2018 Preview: A big cable merger (or two!) will come … from somewhere

Editor’s Note: This article is part of our 2018 Preview feature, which looks at the big topics facing the industry next year. Click here for the 2018 preview in wireless, click here for the 2018 preview in cable and video, and click here for the 2018 preview in the wireline industry.

At times, the breathless telecom M&A rumor mill became overheated this past year, with no less than three companies said to have been kicking the tires on Charter Communications alone. 

“What is most surprising about the flurry of reported suitors—first Verizon, then SoftBank, now Altice—isn’t that they are considering deals, it is instead that the market takes them all seriously. None are credible,” wrote MoffettNathanson analyst Craig Moffett, who dismissed the credibility of most of the M&A speculation that went on in 2017.

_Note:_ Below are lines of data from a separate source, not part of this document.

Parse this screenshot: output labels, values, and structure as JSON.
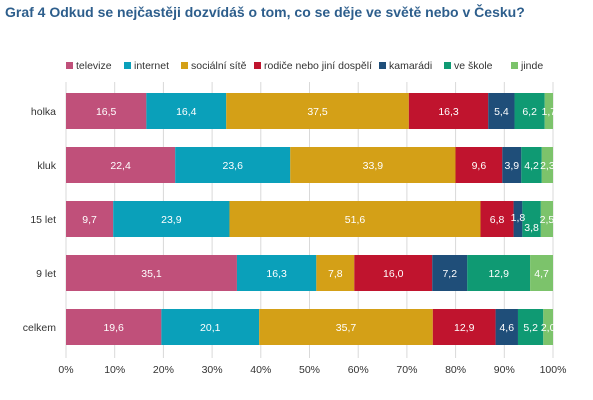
{
  "title": "Graf 4 Odkud se nejčastěji dozvídáš o tom, co se děje ve světě nebo v Česku?",
  "chart_data": {
    "type": "bar",
    "orientation": "horizontal",
    "stacked": "percent",
    "categories": [
      "holka",
      "kluk",
      "15 let",
      "9 let",
      "celkem"
    ],
    "series": [
      {
        "name": "televize",
        "color": "#c0507a",
        "values": [
          16.5,
          22.4,
          9.7,
          35.1,
          19.6
        ],
        "labels": [
          "16,5",
          "22,4",
          "9,7",
          "35,1",
          "19,6"
        ]
      },
      {
        "name": "internet",
        "color": "#0aa0ba",
        "values": [
          16.4,
          23.6,
          23.9,
          16.3,
          20.1
        ],
        "labels": [
          "16,4",
          "23,6",
          "23,9",
          "16,3",
          "20,1"
        ]
      },
      {
        "name": "sociální sítě",
        "color": "#d4a017",
        "values": [
          37.5,
          33.9,
          51.6,
          7.8,
          35.7
        ],
        "labels": [
          "37,5",
          "33,9",
          "51,6",
          "7,8",
          "35,7"
        ]
      },
      {
        "name": "rodiče nebo jiní dospělí",
        "color": "#c0142e",
        "values": [
          16.3,
          9.6,
          6.8,
          16.0,
          12.9
        ],
        "labels": [
          "16,3",
          "9,6",
          "6,8",
          "16,0",
          "12,9"
        ]
      },
      {
        "name": "kamarádi",
        "color": "#1f4e79",
        "values": [
          5.4,
          3.9,
          1.8,
          7.2,
          4.6
        ],
        "labels": [
          "5,4",
          "3,9",
          "1,8",
          "7,2",
          "4,6"
        ]
      },
      {
        "name": "ve škole",
        "color": "#0f9a73",
        "values": [
          6.2,
          4.2,
          3.8,
          12.9,
          5.2
        ],
        "labels": [
          "6,2",
          "4,2",
          "3,8",
          "12,9",
          "5,2"
        ]
      },
      {
        "name": "jinde",
        "color": "#7cc36b",
        "values": [
          1.7,
          2.3,
          2.5,
          4.7,
          2.0
        ],
        "labels": [
          "1,7",
          "2,3",
          "2,5",
          "4,7",
          "2,0"
        ]
      }
    ],
    "xticks": [
      "0%",
      "10%",
      "20%",
      "30%",
      "40%",
      "50%",
      "60%",
      "70%",
      "80%",
      "90%",
      "100%"
    ],
    "xlim": [
      0,
      100
    ],
    "grid": true,
    "legend": "top"
  }
}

Indeed, having a president with a deregulatory agenda enter the White House, flanked by Republicans in both houses of Congress, a huge telecom merger was kind of expected this year. But outside a few smaller deals, such as T-Mobile's bid to buy pay TV start-up Layer3 TV, a giant cable merger didn't happen.

Notably quiet was Altice, which had its U.S. ambitions stunted by debt problems back home. Altice USA officials told FierceCable last week that a decision to shelve a fiber-to-the-home plan in France does not mean it won't go through its plan to build FTTH in its Optimum footprint. However, the energy surrounding potential acquisition by Altice of U.S. midsized MSOs such as Cable One or WideOpenWest has cooled. 

Then, of course, there was the Justice Department’s demure on the AT&T/Time Warner Inc. merger, which showed that there was, in fact, something in the universe the federal government would regulate. 

“I personally have very little insight into what the antitrust division is smoking these days,” Liberty chief John Malone said, summing up the telecom industry's collective bafflement over the DOJ's decision to block the deal. 

Going into 2018, however, we suspect that the DOJ's resistance of AT&T/Time Warner Inc. is an anomaly. The regulatory tide is right for a big deal. And the desire for scale is strong. 

With two of the biggest media companies, Disney and Fox, getting together earlier this month, there’s just too much imperative—and just too little in the way—for a big U.S. cable merger or two not to happen in calendar year 2018. 

Is Comcast going to stand by as one of its biggest rivals in film, TV programming and theme parks, Disney, bulks up across the globe with the formidable acquisition of 21sth Century Fox? The fact that Comcast briefly competed head-on with Disney for Fox could be taken as a sign that the No. 1 U.S. cable company has completed its M&A sabbatical, self-imposed in 2015 after the Time Warner Cable deal fell apart, and is ready to buy something nice for itself.

Certainly, in a world in which AT&T prevails in federal court against the DOJ and finally closes on Time Warner Inc., and Disney succeeds in purchasing Fox, scale will no longer be an option for major telecom companies in the video space.

Given such a new consolidated landscape on the programmer side, would Charter's biggest shareholder, Liberty Media chief John Malone—who has admitted there’s nothing not for sale—continue to allow Charter to say no?

Might privately held Cox Communications, which has also stridently insisted it's not for sale, finally get an offer it can’t refuse? 

Certainly, the clock seems to be ticking on what appears—save for a cloud or two—to be perfect regulatory weather.

With polls showing Democrats poised to begin sweeping back into power with the 2018 midterm elections, look for cable operators to make hay on the current regulatory climate and start turning their rivals into that most precious of resources: scale.